= Paula Ettelbrick =

American lawyer (1955–2011)

Paula Louise Ettelbrick (October 2, 1955 Stuttgart, Germany – October 7, 2011 Manhattan) was a lawyer, based in New York City. She worked for the LGBT community, focusing on defining family to include those in the community.

==Career==
After law school, she stayed in Detroit to work for a law firm there before moving to New York City after two years. She went to work for the Lambda Legal Defense and Education Fund. From 1988 until 1993, she was the legal director.

She went on to become executive director of the International Gay and Lesbian Human Rights Commission from 2003 until 2009, going on to serve in the same position at the Stonewall Community Foundation.

Ettelbrick was a lecturer at Barnard College's Women's Studies Department and at, New York University School of Law, she was an adjunct professor.

==Personal life==
She was born on an American Army base to Robert and Judi Ettelbrick. She received her Juris Doctor degree from Wayne State University in 1984 and her undergraduate degree from Northern Illinois University in 1978.

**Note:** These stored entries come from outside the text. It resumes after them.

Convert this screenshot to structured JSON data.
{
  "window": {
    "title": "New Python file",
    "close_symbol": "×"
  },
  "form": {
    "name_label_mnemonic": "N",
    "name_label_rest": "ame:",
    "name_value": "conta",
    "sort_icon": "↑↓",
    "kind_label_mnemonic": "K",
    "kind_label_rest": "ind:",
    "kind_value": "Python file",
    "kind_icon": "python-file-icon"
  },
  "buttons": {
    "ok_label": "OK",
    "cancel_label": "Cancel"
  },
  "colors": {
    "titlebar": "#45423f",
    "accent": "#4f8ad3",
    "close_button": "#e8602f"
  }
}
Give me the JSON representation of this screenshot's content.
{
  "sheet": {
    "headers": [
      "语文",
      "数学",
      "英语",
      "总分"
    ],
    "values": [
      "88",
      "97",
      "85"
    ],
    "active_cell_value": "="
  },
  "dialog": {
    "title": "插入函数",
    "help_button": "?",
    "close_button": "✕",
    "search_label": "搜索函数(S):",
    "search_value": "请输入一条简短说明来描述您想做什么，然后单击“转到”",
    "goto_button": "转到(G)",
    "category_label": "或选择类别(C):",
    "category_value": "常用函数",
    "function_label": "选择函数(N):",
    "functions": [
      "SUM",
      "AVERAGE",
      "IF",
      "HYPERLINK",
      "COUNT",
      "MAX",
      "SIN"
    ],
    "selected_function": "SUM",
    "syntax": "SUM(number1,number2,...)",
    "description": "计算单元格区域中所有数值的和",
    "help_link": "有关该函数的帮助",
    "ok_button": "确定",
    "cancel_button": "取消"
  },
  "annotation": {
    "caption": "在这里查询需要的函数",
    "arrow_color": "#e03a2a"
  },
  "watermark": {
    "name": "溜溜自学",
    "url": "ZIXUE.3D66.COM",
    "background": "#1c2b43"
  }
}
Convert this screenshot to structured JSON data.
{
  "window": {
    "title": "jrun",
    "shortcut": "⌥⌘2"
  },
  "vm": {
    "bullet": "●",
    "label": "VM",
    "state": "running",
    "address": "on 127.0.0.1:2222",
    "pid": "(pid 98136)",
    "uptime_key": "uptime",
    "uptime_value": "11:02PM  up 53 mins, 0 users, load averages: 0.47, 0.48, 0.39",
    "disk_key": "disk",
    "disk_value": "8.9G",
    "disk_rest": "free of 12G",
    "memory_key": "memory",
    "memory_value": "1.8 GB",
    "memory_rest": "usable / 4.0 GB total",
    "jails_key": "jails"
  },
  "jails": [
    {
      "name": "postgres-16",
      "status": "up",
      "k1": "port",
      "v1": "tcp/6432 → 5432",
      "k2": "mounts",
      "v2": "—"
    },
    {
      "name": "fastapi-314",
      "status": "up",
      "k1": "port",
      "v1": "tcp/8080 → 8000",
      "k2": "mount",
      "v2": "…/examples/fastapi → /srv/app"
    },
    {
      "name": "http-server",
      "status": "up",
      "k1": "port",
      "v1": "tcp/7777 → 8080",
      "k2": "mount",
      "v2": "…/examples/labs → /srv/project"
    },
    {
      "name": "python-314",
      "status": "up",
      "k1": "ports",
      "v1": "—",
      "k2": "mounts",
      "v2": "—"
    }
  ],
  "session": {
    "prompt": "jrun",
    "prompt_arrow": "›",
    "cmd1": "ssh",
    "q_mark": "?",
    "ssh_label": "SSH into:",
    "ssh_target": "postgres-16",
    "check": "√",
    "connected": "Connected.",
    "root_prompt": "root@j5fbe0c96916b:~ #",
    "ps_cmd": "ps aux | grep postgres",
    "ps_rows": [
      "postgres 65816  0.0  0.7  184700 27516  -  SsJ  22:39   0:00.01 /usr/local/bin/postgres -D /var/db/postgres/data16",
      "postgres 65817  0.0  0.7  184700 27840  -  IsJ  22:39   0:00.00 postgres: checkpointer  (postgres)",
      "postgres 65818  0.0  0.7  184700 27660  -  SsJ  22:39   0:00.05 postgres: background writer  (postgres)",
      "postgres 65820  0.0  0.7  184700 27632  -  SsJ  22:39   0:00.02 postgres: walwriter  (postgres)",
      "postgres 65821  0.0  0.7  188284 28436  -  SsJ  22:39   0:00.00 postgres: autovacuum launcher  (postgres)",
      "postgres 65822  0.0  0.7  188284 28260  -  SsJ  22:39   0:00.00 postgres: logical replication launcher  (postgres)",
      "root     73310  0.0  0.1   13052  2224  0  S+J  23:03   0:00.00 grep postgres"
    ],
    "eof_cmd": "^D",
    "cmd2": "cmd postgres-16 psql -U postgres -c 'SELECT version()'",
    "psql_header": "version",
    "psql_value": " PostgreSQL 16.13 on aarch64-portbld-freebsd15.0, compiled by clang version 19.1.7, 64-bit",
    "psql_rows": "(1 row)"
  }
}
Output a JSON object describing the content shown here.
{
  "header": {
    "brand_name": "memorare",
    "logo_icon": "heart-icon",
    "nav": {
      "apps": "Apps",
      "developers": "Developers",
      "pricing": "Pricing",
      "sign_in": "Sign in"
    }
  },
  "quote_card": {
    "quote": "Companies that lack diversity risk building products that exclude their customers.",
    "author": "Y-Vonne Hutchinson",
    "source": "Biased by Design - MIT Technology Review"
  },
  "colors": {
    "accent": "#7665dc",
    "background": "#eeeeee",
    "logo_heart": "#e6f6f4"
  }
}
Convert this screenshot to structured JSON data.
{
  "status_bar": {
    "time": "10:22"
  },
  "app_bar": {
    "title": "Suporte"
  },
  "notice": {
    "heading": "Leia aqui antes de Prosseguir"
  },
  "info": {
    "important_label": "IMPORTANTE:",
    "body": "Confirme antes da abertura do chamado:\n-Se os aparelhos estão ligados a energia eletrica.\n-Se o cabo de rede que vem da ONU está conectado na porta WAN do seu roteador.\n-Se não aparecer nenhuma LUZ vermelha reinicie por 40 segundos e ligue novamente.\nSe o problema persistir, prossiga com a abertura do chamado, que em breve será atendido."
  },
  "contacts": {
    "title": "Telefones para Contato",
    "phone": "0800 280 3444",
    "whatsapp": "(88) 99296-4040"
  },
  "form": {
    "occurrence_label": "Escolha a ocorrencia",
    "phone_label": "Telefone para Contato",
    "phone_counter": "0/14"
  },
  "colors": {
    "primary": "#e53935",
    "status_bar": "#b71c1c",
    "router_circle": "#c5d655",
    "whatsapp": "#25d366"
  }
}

Ettlebrick died of primary peritoneal cancer. She had been raising two children, Adam and Julia, with former partner Suzanne B. Goldberg. Her partner at her death was Marianne Haggerty.

==Publications==
- Same-Sex Marriage: Are We On the Path to Liberation Now? Co-written with Julie Shapiro and in 2004, printed in the Seattle Journal for Social Justice

==Honors and awards==
The Minority Corporate Counsel Association (MCCA) named an annual award in her honor to recognize either an individual or organization for advancing LGBT attorneys.

In 2019, she was one of fifty inaugural honorees for the National LGBTQ Wall of Honor.